Общественная организация из Сиэтла, именуемая Basel Action Network (BAN), выяснила в 2001 году, что товары из США и Европы чаще всего оканчивали свою жизнь в небольшом городке Гуйю, где рабочие-мигранты вручную сортировали гаджеты, погружали их в кислотные растворы, чтобы удалить следы ценных металлов, и прогревали над огнём монтажные платы, чтобы убрать с них свинцовые пайки. Река, протекавшая поблизости, почернела от электронного пепла, поля были обуглены от постоянного сжигания пластика, у детей начали обнаруживать опасное для жизни содержание свинца в крови, а количество выкидышей у женщин зашкаливало.
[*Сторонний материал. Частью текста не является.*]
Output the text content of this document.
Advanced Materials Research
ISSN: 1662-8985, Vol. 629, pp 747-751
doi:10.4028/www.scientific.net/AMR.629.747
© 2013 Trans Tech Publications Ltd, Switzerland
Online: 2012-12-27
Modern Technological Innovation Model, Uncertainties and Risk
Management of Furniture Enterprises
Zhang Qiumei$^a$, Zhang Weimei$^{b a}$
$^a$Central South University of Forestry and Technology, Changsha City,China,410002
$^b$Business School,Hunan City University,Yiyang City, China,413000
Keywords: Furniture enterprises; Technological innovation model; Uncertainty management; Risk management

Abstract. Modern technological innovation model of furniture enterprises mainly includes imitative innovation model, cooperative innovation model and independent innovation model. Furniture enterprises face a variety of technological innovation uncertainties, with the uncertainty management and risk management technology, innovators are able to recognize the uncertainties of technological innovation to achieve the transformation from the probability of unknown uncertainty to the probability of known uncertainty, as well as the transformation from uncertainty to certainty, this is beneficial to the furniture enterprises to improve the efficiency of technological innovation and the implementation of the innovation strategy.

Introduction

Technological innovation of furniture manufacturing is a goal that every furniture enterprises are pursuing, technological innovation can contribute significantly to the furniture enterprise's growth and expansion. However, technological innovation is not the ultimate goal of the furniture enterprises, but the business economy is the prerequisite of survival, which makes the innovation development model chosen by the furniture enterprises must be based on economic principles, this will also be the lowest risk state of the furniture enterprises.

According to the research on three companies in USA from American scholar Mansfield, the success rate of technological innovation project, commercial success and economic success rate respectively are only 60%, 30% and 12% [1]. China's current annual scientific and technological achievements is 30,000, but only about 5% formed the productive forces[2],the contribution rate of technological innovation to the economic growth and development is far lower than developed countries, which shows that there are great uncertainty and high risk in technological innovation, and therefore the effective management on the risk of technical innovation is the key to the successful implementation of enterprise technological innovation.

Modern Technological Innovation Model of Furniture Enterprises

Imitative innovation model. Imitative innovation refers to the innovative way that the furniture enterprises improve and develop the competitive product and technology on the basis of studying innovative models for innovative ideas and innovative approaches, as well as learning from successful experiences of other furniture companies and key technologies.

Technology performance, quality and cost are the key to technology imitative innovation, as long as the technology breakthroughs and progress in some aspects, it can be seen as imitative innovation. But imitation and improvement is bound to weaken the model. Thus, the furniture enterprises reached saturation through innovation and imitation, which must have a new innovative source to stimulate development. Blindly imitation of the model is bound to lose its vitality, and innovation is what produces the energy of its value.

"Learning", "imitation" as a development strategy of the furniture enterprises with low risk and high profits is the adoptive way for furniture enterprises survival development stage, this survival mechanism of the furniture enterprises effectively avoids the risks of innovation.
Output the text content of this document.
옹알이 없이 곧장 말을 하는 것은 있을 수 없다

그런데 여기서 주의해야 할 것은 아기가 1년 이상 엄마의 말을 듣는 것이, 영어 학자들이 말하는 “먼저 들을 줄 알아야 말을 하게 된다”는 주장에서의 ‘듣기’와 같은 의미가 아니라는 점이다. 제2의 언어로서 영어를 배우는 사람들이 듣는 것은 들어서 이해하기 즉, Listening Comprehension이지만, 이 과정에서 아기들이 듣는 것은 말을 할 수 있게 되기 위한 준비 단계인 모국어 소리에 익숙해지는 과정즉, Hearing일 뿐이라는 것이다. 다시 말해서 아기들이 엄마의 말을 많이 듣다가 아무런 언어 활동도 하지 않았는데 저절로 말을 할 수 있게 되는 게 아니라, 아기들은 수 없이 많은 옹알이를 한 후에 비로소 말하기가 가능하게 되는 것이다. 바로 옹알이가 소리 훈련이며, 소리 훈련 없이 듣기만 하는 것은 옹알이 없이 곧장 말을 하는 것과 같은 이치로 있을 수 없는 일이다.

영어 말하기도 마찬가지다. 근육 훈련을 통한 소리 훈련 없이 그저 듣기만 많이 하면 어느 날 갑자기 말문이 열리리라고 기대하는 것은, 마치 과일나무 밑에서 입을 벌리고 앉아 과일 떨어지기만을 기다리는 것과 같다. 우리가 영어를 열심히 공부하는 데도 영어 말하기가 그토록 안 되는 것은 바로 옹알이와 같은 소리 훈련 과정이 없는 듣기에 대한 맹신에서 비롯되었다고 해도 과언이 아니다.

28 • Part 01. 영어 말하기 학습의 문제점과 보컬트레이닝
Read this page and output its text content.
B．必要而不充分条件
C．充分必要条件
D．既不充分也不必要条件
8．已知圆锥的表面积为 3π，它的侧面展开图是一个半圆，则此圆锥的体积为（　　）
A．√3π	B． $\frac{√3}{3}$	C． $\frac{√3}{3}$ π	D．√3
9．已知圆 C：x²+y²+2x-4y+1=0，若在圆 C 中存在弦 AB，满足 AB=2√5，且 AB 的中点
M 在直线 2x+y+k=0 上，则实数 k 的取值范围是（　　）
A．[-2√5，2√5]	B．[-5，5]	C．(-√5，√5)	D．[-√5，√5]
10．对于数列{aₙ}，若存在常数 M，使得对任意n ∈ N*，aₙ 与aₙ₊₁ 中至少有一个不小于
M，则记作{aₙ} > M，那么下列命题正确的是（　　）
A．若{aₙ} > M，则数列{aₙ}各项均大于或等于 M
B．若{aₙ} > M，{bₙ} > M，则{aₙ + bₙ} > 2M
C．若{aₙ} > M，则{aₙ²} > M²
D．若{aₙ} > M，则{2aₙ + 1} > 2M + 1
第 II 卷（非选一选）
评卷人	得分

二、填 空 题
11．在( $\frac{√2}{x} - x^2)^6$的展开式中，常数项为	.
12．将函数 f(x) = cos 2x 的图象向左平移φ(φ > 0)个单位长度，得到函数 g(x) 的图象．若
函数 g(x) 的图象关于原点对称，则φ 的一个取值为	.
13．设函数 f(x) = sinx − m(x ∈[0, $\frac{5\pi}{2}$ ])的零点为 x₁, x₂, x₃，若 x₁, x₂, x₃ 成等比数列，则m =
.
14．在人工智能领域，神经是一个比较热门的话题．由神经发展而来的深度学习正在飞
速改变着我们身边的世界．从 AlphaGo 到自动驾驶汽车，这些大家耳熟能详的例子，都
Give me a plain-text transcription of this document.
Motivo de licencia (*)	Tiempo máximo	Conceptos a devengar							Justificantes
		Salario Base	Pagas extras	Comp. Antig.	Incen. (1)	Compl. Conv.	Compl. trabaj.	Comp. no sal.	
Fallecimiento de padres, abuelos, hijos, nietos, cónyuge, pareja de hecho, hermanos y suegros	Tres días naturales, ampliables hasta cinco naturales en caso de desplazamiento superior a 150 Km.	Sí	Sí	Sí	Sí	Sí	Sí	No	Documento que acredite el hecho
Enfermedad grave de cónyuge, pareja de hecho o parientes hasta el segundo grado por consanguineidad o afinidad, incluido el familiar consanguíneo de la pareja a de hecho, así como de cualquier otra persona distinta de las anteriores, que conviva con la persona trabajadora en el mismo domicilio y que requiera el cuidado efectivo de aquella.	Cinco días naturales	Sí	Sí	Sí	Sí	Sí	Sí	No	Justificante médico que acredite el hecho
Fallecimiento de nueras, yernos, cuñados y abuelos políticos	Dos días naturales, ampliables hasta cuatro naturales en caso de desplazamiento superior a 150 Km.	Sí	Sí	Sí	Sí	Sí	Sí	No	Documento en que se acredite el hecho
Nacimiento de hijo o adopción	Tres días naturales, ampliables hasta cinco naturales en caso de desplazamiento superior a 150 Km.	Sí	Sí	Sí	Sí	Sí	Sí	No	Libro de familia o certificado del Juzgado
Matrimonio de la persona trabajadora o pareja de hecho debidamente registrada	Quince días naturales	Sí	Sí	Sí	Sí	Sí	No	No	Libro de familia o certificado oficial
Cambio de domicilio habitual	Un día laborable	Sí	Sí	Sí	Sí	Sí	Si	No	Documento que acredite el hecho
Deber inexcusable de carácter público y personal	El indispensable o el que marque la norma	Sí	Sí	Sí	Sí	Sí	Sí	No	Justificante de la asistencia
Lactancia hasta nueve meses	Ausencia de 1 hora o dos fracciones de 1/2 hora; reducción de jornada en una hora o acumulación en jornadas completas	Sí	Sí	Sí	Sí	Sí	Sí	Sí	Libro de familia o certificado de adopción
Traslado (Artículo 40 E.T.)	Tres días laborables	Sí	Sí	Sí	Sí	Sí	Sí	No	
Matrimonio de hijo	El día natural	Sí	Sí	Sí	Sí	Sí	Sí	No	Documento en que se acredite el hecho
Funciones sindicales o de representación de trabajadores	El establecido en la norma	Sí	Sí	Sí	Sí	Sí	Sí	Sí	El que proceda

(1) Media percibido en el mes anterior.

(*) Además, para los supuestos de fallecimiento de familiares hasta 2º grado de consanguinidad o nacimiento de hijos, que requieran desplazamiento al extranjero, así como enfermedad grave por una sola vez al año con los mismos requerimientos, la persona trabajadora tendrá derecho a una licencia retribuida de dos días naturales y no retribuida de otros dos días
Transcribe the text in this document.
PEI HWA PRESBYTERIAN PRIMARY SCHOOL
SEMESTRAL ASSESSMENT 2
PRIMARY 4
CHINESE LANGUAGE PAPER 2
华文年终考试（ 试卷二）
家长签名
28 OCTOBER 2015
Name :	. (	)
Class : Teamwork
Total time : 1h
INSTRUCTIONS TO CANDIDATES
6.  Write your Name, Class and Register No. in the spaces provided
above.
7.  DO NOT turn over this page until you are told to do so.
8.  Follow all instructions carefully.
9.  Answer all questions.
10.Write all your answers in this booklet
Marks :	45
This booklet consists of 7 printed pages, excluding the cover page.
Сегодня, по словам водителя, на тех самых полях, где сжигали компьютеры, выращивают рис. По дороге в город действительно видны ужасные свидетельства тех историй. Чем ближе мы подъезжаем, тем яснее видны огромные разноцветные рекламные щиты, восхваляющие достоинства нового завода по утилизации отходов. После многих лет нападок прессы и негативных комментариев местные власти, кажется, настроились изменить городской облик и репутацию.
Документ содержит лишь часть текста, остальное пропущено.